Ela hesitou por um segundo antes de olhar para o pai de Myra e assentir; ambos silenciosamente concordando em algo.
"Nós estávamos nos perguntando, se está tudo bem com você..." ela começou devagar, insegura de si mesma. "Ah... bem, realmente significaria muito se você pudesse abençoá-la em nome da Deusa."
Ambos olharam para mim com olhos grandes e esperançosos, cheios de tanta tristeza e crença que talvez eu pudesse dar a sua filha um último presente final para ficar em paz. Era uma noção infantil acreditar que a Deusa realmente se importava com qualquer um de nós.
Mas isso era o que eles pensavam ser verdade, o que eles tinham sido criados para pensar, assim como uma vez eu estupidamente acreditei na vida passada. E eu sabia que já havia roubado deles sua única filha, eu estava prestes a roubá-los de sua fé também?
Afastei o mal-estar que me dizia para não fazer isso e gentilmente coloquei minha mão de volta no caixão de Myra. Era tudo besteira, eu sabia disso... mas se o show os fez pensar que talvez Myra estivesse em um lugar melhor, então que assim fosse.
Limpei a garganta antes de prosseguir.
"Ó Grande Mãe, Selene, nossa Deusa que nos deu vida e força. Pedimos a você hoje que por favor guie sua filha, Myra, para a paz eterna. Sua alma pura foi... injustamente tomada... —."
Isso estava errado. Eu não deveria estar fazendo isso.
"Ariadne?" Ouvi sua mãe dizer.
Eu balancei minha cabeça, franzindo a testa. "Ah... Hum, cuja alma foi injustamente... —."

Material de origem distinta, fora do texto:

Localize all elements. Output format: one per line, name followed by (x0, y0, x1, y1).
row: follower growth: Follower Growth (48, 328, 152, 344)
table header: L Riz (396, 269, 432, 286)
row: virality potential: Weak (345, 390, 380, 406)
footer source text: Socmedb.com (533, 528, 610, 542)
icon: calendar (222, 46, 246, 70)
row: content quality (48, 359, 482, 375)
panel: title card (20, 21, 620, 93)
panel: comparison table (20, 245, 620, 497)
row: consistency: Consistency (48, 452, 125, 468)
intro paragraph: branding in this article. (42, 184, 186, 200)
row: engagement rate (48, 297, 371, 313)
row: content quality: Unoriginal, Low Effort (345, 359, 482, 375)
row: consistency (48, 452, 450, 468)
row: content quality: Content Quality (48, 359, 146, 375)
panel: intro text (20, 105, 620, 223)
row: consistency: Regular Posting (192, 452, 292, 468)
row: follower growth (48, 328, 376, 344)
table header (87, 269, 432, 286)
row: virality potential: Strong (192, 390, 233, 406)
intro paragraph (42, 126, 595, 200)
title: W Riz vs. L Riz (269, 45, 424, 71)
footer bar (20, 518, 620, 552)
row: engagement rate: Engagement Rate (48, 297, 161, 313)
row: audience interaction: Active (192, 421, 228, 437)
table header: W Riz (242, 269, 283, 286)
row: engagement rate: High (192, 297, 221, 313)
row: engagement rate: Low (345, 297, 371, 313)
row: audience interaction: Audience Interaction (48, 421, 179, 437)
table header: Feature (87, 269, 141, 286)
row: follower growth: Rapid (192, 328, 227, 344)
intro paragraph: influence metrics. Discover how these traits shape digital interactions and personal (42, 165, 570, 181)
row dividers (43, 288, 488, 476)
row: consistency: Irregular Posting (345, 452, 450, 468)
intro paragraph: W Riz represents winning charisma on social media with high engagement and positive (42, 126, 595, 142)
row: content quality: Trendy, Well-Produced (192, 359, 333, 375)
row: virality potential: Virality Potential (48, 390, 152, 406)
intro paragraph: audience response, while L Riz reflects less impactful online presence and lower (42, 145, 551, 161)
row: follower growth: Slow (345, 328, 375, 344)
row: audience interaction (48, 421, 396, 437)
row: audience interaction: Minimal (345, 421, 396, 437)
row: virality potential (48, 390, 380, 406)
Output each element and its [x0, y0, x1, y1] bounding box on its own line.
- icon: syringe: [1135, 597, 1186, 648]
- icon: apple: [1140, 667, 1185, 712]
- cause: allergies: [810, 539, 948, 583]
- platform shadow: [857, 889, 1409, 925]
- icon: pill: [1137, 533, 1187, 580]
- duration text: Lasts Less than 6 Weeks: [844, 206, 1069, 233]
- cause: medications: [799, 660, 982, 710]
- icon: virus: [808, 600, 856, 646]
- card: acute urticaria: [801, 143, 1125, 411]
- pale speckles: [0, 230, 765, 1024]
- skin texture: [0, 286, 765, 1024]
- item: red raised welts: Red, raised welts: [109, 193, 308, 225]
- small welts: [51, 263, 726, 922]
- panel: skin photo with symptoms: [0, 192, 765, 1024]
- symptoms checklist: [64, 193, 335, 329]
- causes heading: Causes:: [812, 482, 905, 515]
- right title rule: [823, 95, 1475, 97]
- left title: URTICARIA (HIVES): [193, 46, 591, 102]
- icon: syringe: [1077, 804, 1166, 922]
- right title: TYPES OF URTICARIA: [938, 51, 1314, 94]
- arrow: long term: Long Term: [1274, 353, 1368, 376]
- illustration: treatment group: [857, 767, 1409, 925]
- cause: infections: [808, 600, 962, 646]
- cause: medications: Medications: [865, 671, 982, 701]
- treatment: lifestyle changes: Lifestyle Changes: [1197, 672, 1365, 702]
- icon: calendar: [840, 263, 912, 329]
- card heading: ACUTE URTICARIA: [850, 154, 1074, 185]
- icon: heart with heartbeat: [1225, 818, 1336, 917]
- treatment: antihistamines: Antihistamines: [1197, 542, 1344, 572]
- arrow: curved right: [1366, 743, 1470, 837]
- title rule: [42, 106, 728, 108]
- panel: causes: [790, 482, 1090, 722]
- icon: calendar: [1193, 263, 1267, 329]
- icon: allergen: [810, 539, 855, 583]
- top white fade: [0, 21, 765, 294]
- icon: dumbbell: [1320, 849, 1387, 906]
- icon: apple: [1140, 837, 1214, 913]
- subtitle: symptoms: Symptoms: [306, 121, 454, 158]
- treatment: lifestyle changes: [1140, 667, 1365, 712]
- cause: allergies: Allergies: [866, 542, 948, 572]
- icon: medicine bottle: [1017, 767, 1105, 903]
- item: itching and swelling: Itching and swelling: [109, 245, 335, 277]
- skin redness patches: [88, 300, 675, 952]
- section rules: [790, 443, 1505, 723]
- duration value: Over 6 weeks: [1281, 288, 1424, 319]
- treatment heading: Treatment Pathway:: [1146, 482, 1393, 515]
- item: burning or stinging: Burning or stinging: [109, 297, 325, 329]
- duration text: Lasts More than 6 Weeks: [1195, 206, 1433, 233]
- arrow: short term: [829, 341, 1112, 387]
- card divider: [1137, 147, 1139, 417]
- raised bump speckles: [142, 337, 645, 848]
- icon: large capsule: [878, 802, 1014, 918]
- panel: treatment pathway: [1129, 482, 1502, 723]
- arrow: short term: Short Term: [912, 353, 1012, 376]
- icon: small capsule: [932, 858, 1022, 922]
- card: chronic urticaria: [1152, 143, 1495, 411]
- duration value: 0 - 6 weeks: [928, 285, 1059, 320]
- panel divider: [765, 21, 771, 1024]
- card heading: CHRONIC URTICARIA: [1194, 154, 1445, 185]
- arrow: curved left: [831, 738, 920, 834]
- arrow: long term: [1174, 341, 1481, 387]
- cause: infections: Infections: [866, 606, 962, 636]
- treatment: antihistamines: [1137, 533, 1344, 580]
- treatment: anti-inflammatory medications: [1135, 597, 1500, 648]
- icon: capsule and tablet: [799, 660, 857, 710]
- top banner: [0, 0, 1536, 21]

Sua mão alcançou meu ombro mais uma vez em conforto, mas eu não aguentei mais.
"Desculpe, e-eu não posso", eu sussurrei. "Sinto muito. Sinto muito."
Afastei-me trêmula do caixão e comecei a andar rapidamente para longe de todos que permaneceram no funeral, sentindo uma sensação oprimindo-me de que eu sabia que seria incapaz de parar.
Avistei um lugar privado à distância, um lugar obscurecido por algumas árvores e arbustos. Era o que eu estava procurando. Sem parar, eu imediatamente me aproximei dele, me jogando sobre a lixeira pública enquanto expurgava o pequeno conteúdo do meu estômago dentro dela.
Mas ao fazer isso, pude sentir que não estava sozinha. A presença familiar de outra pessoa estava por perto enquanto eles se encostavam em uma árvore, observando a cena que acontecia em silêncio. Deve ter me seguido até aqui.
"Você parece uma merda, Aria," falou, depois que eu apareci para me acalmar.
"Bom ver você também, Aleric," eu respondi debilmente, virando meu rosto para ele.
Ele se aproximou até ficar ao meu lado, mas eu poderia dizer que ele estava deixando uma distância entre nós. Talvez ele tenha notado como sua súbita demonstração de afeto no outro dia só me fez sentir pior, não confortada.
"Você sabe o que quero dizer", disse ele. "Parece que você não dorme há dias. E, para ser honesto, se eu não tivesse visto você vomitar, eu estaria duvidando seriamente de seus hábitos alimentares também."
Limpei minha boca com as costas da minha mão antes de me endireitar.